Вход в ущелье начинался от стоявшего на высоком пьедестале большого и изрядно разрушенного каменного изваяния в длинном одеянии с капюшоном на голове. Отбитая рука, державшая, когда-то посох, валялась рядом, превращаясь от времени в пыль. От этого места начиналась узкая дорога, мощенная ровными каменными плитами. Она уходила по склону вглубь ущелья, теряясь в плотной сочной зелени леса.
Мужчина, тяжело дыша, ступил на дорогу… Его грудь судорожно вздымалась, рот жадно глотал свежий прохладный воздух, исходивший от ущелья. Человек был сильно измождён. Его одежда представляла жалкое зрелище: брюки почти до колен превратились в лохмотья, свисавшие грязными лоскутами. Рубашка, когда-то белая, покрылась пылью и, пропитавшись потом, загрубела, превратившись в корку грязно-серого цвета.
Человек обессилено прислонился к каменному пьедесталу, в тени, чтобы перевести дух. Он часто оглядывался назад, словно хотел убедиться, что опередил преследователя и ещё успеет добежать до цели, а кратковременная передышка поможет восстановить его иссякшие силы. Ему казалось, что все это бессмысленно. Что никуда не скрыться от Всевидящего Ока и это приводило его в отчаяние. Всё теряло смысл… Но надежда ещё жила, цеплялась как утопающий, за плывущее мимо бревно. Ещё остался один шанс, и им надо воспользоваться. Силы постепенно возвращались к нему. Он выпрямился и сделал шаг, но мышцы ног не хотели слушаться. Он сделал ещё один, заставляя себя не чувствовать боли. Постепенно походка его выровнялась и, слегка пошатываясь, человек всё уверенней пошёл по дороге. Ходьба доставляла ему много страданий – как долго он шёл, знали только ОНИ и пески.
Внезапно ему показалось, что зазвучала музыка, а затем послышалось и пение. Голос раздавался откуда-то сверху. Песня стала звучать всё отчетливей, но слов нельзя было разобрать. Прислушавшись, человек понял, что это восточное пение – длинное, монотонное как молитва.
Ускоряя шаг, он всё ближе подходил к лесу, где ему казалось, можно скрыться, затеряться среди зарослей. Вот и первые деревья. Дорога стала петлять между ними и уходить вниз по склону. Идти стало легче – прохлада леса и густая крона деревьев, не пропускавшая раскаленные солнечные лучи, дали измученному телу успокоение от жаркой пустыни.
Песня больше не звучала. А может, её и не было. Человек остановился и огляделся вокруг. Дорога всё уходила и уходила вниз. Лес становился всё гуще. Потянуло сыростью и ему стало холодно.
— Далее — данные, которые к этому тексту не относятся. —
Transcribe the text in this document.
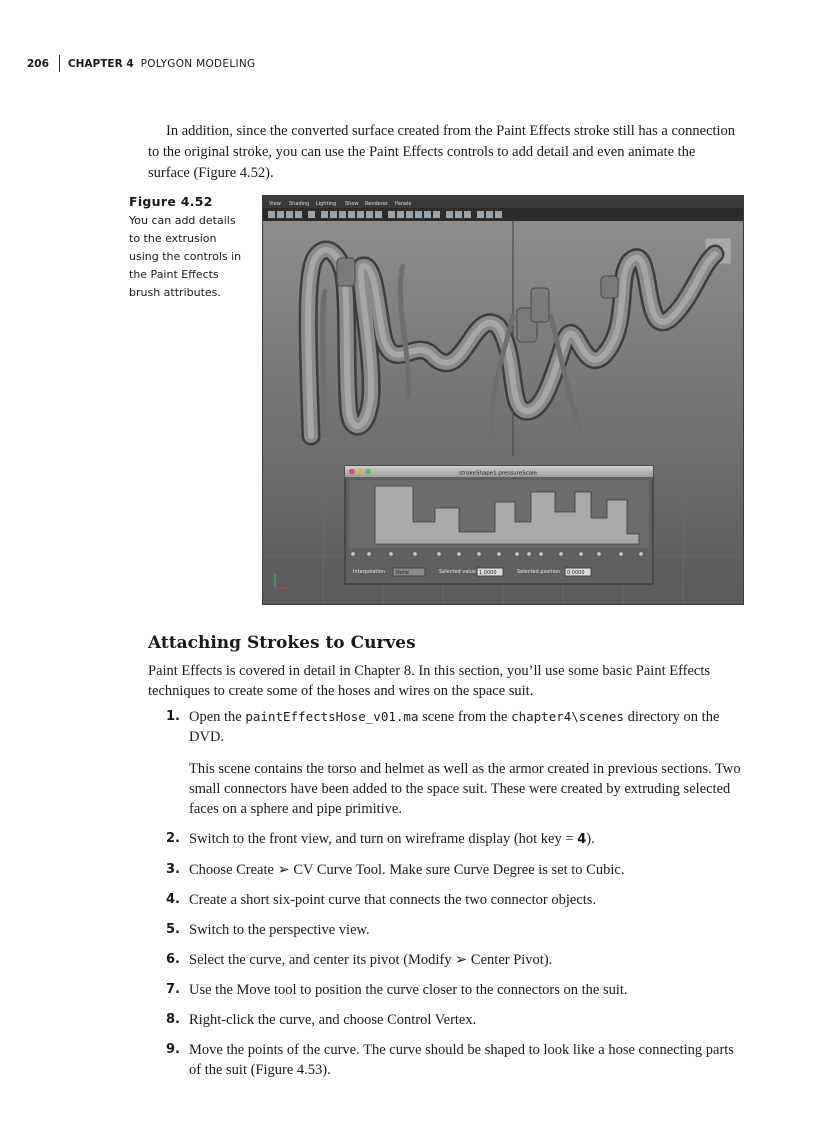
206 CHAPTER 4 POLYGON MODELING

In addition, since the converted surface created from the Paint Effects stroke still has a connection to the original stroke, you can use the Paint Effects controls to add detail and even animate the surface (Figure 4.52).

Figure 4.52
You can add details to the extrusion using the controls in the Paint Effects brush attributes.
View Shading Lighting Show Renderer Panels
FRONT
strokeShape1.pressureScale
Interpolation None	Selected value 1.0000	Selected position 0.0000
Attaching Strokes to Curves

Paint Effects is covered in detail in Chapter 8. In this section, you’ll use some basic Paint Effects techniques to create some of the hoses and wires on the space suit.

1. Open the paintEffectsHose_v01.ma scene from the chapter4\scenes directory on the DVD.
This scene contains the torso and helmet as well as the armor created in previous sections. Two small connectors have been added to the space suit. These were created by extruding selected faces on a sphere and pipe primitive.
2. Switch to the front view, and turn on wireframe display (hot key = 4).
3. Choose Create ➢ CV Curve Tool. Make sure Curve Degree is set to Cubic.
4. Create a short six-point curve that connects the two connector objects.
5. Switch to the perspective view.
6. Select the curve, and center its pivot (Modify ➢ Center Pivot).
7. Use the Move tool to position the curve closer to the connectors on the suit.
8. Right-click the curve, and choose Control Vertex.
9. Move the points of the curve. The curve should be shaped to look like a hose connecting parts of the suit (Figure 4.53).
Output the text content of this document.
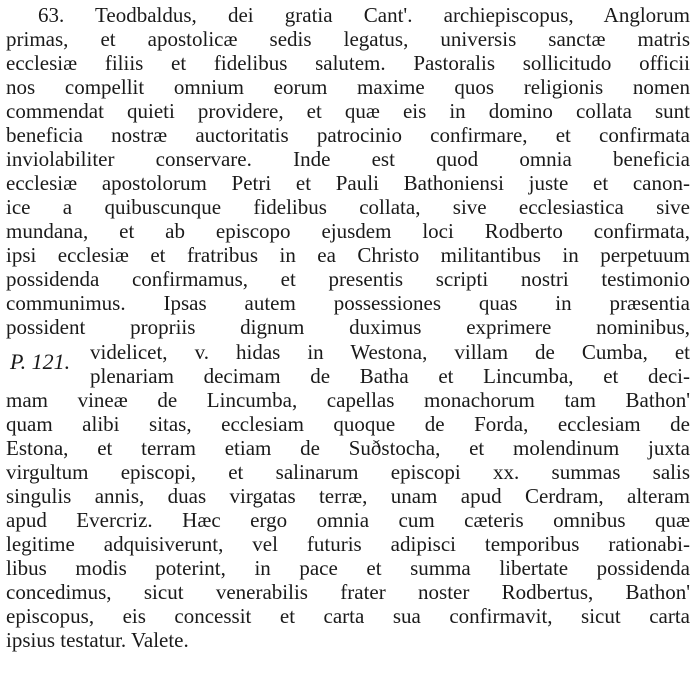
63. Teodbaldus, dei gratia Cant'. archiepiscopus, Anglorum
primas, et apostolicæ sedis legatus, universis sanctæ matris
ecclesiæ filiis et fidelibus salutem. Pastoralis sollicitudo officii
nos compellit omnium eorum maxime quos religionis nomen
commendat quieti providere, et quæ eis in domino collata sunt
beneficia nostræ auctoritatis patrocinio confirmare, et confirmata
inviolabiliter conservare. Inde est quod omnia beneficia
ecclesiæ apostolorum Petri et Pauli Bathoniensi juste et canon-
ice a quibuscunque fidelibus collata, sive ecclesiastica sive
mundana, et ab episcopo ejusdem loci Rodberto confirmata,
ipsi ecclesiæ et fratribus in ea Christo militantibus in perpetuum
possidenda confirmamus, et presentis scripti nostri testimonio
communimus. Ipsas autem possessiones quas in præsentia
possident propriis dignum duximus exprimere nominibus,
videlicet, v. hidas in Westona, villam de Cumba, et
plenariam decimam de Batha et Lincumba, et deci-
mam vineæ de Lincumba, capellas monachorum tam Bathon'
quam alibi sitas, ecclesiam quoque de Forda, ecclesiam de
Estona, et terram etiam de Suðstocha, et molendinum juxta
virgultum episcopi, et salinarum episcopi xx. summas salis
singulis annis, duas virgatas terræ, unam apud Cerdram, alteram
apud Evercriz. Hæc ergo omnia cum cæteris omnibus quæ
legitime adquisiverunt, vel futuris adipisci temporibus rationabi-
libus modis poterint, in pace et summa libertate possidenda
concedimus, sicut venerabilis frater noster Rodbertus, Bathon'
episcopus, eis concessit et carta sua confirmavit, sicut carta
ipsius testatur. Valete.
P. 121.
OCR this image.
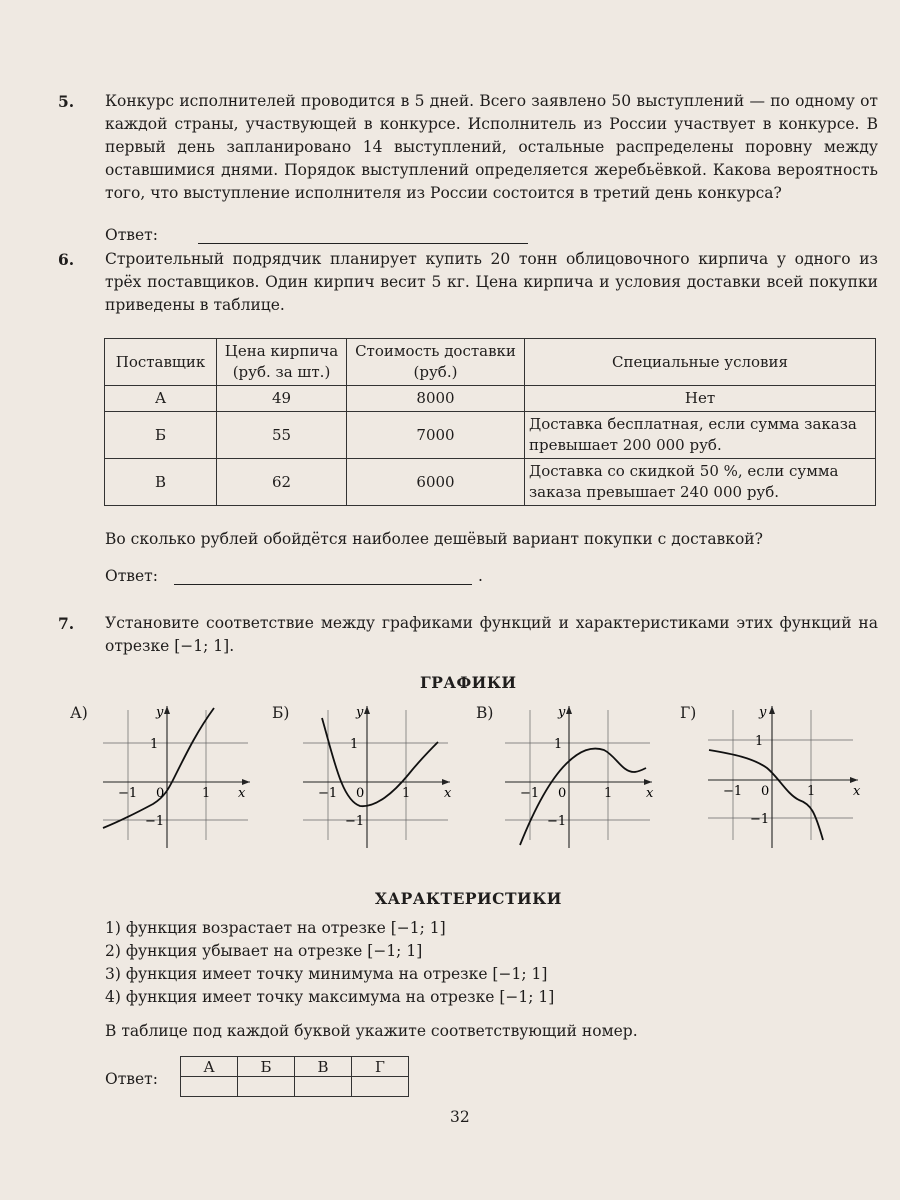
5. Конкурс исполнителей проводится в 5 дней. Всего заявлено 50 выступлений — по одному от каждой страны, участвующей в конкурсе. Исполнитель из России участвует в конкурсе. В первый день запланировано 14 выступлений, остальные распределены поровну между оставшимися днями. Порядок выступлений определяется жеребьёвкой. Какова вероятность того, что выступление исполнителя из России состоится в третий день конкурса?
Ответ:
6. Строительный подрядчик планирует купить 20 тонн облицовочного кирпича у одного из трёх поставщиков. Один кирпич весит 5 кг. Цена кирпича и условия доставки всей покупки приведены в таблице.
Поставщик	Цена кирпича (руб. за шт.)	Стоимость доставки (руб.)	Специальные условия
А	49	8000	Нет
Б	55	7000	Доставка бесплатная, если сумма заказа превышает 200 000 руб.
В	62	6000	Доставка со скидкой 50 %, если сумма заказа превышает 240 000 руб.
Во сколько рублей обойдётся наиболее дешёвый вариант покупки с доставкой?
Ответ:	.
7. Установите соответствие между графиками функций и характеристиками этих функций на отрезке [−1; 1].
ГРАФИКИ
А)	Б)	В)	Г)
y
x
1
−1
−1 0	1
y
x
1
−1
−1 0	1
y
x
1
−1
−1 0	1
y
x
1
−1
−1 0	1
ХАРАКТЕРИСТИКИ
1) функция возрастает на отрезке [−1; 1]
2) функция убывает на отрезке [−1; 1]
3) функция имеет точку минимума на отрезке [−1; 1]
4) функция имеет точку максимума на отрезке [−1; 1]
В таблице под каждой буквой укажите соответствующий номер.
Ответ:
А	Б	В	Г

32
Озноб прошёл по всему телу и захотелось тепла. Но надо торопиться.
Вдруг песня зазвучала вновь, такая же тягучая и непонятная. Но что-то изменилось. Прислушавшись, он понял: звуки постепенно наполнились смыслом и уже можно разобрать отдельные слова, которые всё также тянулись в восточной мелодии:
…и-и-иди-и-и к б-е-л-о-м-у д-о-о-о-м-у.
Н-е-да-л-е-к-о-о от у-к-а-з-а-а-т-е-е-л-я, п-р-а-а-в-о-г-о…
и песня также внезапно оборвалась. Затем певец вновь затянул её. «Арабский» – мелькнуло в мозгу, но было уже неважно. Это был тот единственный шанс, о котором предупреждал Странник. И человек побежал, не обращая внимания на хлеставшие по лицу ветки и боль в ногах. Его сердце готово было выпрыгнуть из груди и бежать впереди. Вот и указатель. Но, о, ужас! От него остался один столб, а сам указатель валялся на земле. Отчаяние вновь захлестнуло его. Не может быть, что его опередили, раздумывать нет времени. Надо успеть. Только несколько секунд хватило ему, чтобы определить направление, и он побежал вправо от дороги.
И вот среди тёмных стволов показался ослепительно белый дом с высоким забором, с мягкими линиями и округлыми углами стен. Ворота были раскрыты. Вбежав во двор человек не остановился, а бросился в распахнутые двери дома. Его лихорадило от возбуждения. Где-то в глубине дома зазвучала уже знакомая восточная мелодия.